Yes, there is a safe and effective vaccine. Three doses provide 98%-100% protection against HBV infection. WHO recommends that all infants receive a first dose of the hepatitis B vaccine as soon as possible after birth, preferably within 24 hours. This birth dose should be followed by at least 2 additional doses, given at least 4 weeks apart. Protection lasts at least 20 years and is probably lifelong. Since 1992, WHO has recommended the inclusion of the hepatitis B vaccine as part of routine vaccination services through the Expanded Programme on Immunization. Infant hepatitis B immune globulin (HBIG) prophylaxis (preventive treatment) shortly after birth and preventive maternal peripartum prophylaxis (preventive treatment) antivirals can provide additional protection to that provided by a timely birth dose of hepatitis B vaccine.

Experience from elimination of mother-to-child transmission of HIV and syphilis suggests that providing testing for pregnant women followed by antiviral prophylaxis for eligible women to prevent infection is feasible. Programmes aimed at preventing mother-to-child transmission of HIV are the most mature and have shown remarkable success. For example, by the end of 2018, approximately 79% of pregnant women globally knew their HIV status, and 82% of those who tested positive for HIV received treatment. However, although the majority of women are offered HIV testing at antenatal care visits, the same is not yet true for syphilis or HBV testing.

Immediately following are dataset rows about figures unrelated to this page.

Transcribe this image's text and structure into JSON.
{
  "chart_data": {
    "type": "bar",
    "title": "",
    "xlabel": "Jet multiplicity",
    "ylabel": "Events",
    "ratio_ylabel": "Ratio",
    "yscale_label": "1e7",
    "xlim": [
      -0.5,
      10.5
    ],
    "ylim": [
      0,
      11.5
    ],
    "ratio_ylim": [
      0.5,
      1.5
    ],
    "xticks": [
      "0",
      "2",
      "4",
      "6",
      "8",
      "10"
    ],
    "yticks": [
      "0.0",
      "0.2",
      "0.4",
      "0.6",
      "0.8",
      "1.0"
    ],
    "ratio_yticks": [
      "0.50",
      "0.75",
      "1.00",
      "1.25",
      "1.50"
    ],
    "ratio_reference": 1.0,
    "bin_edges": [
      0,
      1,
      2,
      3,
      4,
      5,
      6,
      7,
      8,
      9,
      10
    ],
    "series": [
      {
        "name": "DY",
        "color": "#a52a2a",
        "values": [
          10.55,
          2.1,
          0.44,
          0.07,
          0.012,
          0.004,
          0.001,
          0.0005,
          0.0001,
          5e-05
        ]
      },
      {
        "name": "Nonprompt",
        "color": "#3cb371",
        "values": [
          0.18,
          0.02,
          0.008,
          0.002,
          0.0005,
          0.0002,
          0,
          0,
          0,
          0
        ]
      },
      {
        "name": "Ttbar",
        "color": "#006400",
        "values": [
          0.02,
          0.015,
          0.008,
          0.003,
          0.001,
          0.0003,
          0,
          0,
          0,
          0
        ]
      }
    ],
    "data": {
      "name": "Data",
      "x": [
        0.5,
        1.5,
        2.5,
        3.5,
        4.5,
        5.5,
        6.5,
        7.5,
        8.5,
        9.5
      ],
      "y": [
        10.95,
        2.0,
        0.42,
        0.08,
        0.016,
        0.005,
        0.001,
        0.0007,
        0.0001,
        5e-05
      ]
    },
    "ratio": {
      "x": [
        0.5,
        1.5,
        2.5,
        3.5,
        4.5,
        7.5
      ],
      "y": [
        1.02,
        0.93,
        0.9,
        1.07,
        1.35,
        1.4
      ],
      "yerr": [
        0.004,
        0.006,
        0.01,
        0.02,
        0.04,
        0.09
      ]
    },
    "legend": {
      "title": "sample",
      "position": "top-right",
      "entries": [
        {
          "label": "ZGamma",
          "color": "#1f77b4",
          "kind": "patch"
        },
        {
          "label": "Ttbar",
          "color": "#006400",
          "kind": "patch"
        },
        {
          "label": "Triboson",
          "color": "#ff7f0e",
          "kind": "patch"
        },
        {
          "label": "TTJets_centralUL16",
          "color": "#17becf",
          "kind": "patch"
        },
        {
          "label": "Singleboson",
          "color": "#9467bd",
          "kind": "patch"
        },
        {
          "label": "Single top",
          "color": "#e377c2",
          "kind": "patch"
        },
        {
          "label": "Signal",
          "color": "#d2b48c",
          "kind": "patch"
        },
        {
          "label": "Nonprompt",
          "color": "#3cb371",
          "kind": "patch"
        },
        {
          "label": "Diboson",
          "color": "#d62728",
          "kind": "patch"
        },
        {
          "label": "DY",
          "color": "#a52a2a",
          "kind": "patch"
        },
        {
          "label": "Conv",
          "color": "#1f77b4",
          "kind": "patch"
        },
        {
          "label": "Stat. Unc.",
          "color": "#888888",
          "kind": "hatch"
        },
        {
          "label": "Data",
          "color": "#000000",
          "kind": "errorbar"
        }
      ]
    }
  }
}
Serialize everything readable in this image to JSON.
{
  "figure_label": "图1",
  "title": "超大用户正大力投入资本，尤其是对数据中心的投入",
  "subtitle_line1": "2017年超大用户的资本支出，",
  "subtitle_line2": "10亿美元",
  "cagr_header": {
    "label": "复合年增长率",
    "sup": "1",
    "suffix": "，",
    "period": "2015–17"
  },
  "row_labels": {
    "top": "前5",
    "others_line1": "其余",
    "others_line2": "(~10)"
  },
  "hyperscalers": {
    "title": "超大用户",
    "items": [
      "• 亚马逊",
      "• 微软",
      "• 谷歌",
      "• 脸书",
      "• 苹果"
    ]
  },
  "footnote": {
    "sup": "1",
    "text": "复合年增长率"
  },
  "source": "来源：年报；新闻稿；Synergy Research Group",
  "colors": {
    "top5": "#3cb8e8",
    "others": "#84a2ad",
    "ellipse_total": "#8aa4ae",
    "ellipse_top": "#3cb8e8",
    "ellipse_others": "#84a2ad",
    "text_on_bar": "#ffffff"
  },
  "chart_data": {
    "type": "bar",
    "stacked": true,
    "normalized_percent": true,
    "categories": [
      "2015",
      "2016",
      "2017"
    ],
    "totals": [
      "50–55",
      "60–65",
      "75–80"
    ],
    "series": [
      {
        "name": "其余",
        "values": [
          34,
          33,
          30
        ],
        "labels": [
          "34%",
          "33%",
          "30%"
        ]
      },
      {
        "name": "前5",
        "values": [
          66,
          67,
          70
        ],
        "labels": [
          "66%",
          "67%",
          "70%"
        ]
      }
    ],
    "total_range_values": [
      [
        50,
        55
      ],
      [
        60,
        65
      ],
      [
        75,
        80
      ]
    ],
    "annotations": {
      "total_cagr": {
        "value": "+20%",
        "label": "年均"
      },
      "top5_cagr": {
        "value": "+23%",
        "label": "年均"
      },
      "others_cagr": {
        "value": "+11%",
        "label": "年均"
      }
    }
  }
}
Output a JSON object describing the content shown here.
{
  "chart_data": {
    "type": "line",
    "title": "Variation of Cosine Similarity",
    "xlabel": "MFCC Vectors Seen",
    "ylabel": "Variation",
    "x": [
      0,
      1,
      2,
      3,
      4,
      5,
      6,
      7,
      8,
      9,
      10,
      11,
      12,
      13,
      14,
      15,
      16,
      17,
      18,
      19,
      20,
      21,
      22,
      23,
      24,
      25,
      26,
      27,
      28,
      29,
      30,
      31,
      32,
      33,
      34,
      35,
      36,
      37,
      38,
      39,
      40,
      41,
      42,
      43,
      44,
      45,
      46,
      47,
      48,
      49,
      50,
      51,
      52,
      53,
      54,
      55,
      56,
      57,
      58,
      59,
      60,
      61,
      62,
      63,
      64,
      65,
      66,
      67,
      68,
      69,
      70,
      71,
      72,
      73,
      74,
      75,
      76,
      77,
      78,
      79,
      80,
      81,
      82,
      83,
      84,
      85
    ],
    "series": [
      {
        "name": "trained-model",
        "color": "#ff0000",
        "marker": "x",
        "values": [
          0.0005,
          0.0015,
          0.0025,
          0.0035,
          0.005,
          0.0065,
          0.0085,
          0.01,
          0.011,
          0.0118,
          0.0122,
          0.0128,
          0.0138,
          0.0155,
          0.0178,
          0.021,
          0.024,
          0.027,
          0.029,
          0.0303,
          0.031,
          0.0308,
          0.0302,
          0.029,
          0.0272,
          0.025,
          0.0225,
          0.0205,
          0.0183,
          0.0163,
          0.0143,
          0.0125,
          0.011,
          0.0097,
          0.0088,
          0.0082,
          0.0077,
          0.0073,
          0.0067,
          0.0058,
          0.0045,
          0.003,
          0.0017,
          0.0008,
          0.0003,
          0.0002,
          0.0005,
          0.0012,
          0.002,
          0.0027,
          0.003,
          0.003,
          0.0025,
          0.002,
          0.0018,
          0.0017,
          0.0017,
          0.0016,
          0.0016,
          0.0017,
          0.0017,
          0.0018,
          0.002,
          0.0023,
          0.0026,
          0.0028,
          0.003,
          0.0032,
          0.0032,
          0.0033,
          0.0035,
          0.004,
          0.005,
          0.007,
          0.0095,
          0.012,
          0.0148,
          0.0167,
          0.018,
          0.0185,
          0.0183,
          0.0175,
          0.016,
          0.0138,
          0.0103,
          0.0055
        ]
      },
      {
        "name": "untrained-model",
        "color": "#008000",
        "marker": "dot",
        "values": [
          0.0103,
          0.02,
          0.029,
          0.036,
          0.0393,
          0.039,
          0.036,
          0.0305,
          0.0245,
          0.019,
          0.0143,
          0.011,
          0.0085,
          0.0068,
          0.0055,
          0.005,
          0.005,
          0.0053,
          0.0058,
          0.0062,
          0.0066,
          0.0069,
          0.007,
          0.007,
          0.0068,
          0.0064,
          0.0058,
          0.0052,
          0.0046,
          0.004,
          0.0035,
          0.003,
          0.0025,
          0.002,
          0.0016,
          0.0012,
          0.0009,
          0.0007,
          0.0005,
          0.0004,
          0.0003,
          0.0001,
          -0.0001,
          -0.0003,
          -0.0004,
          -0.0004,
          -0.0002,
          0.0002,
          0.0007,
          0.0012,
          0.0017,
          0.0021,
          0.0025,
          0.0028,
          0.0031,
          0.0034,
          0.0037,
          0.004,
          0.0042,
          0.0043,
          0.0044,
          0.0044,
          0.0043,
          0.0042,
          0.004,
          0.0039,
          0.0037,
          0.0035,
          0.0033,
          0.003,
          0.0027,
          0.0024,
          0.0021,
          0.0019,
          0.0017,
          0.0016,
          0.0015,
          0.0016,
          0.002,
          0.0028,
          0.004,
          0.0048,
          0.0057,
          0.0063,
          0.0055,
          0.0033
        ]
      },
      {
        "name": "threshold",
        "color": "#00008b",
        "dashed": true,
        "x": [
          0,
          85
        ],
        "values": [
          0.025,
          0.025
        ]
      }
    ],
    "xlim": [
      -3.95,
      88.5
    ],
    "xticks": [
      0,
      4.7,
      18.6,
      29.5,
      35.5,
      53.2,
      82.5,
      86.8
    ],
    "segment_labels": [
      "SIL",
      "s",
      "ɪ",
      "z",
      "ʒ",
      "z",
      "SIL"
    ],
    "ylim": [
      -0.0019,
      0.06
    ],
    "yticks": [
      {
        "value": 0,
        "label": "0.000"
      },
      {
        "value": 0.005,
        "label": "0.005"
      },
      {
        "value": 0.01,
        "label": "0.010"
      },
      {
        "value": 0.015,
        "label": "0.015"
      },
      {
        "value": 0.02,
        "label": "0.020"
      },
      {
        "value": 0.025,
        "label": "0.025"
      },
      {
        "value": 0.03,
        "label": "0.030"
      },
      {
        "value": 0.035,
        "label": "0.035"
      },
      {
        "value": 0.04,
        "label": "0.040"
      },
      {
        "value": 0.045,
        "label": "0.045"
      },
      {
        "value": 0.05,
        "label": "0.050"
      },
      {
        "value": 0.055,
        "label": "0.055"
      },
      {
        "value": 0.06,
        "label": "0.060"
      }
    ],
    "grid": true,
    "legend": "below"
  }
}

An online consultation held in 2019 as part of the guidelines development process among 153 health care workers, 56 programme managers and 81 civil society representatives reported that 77% of respondents felt it was feasible to provide HBV testing and offer eligible pregnant women tenofovir prophylaxis. Challenges reported by stakeholders included the high cost and low availability of HBV viral load assessment, inadequate training of health care workers, limited knowledge of HBV infection among women living with HBV infection, and a lack of capacity and infrastructure to test and treat pregnant women. These issues will need to be addressed to enable full implementation of routine testing of all pregnant women, as well as the use of antivirals in those with high HBV viral load or HBeAg status.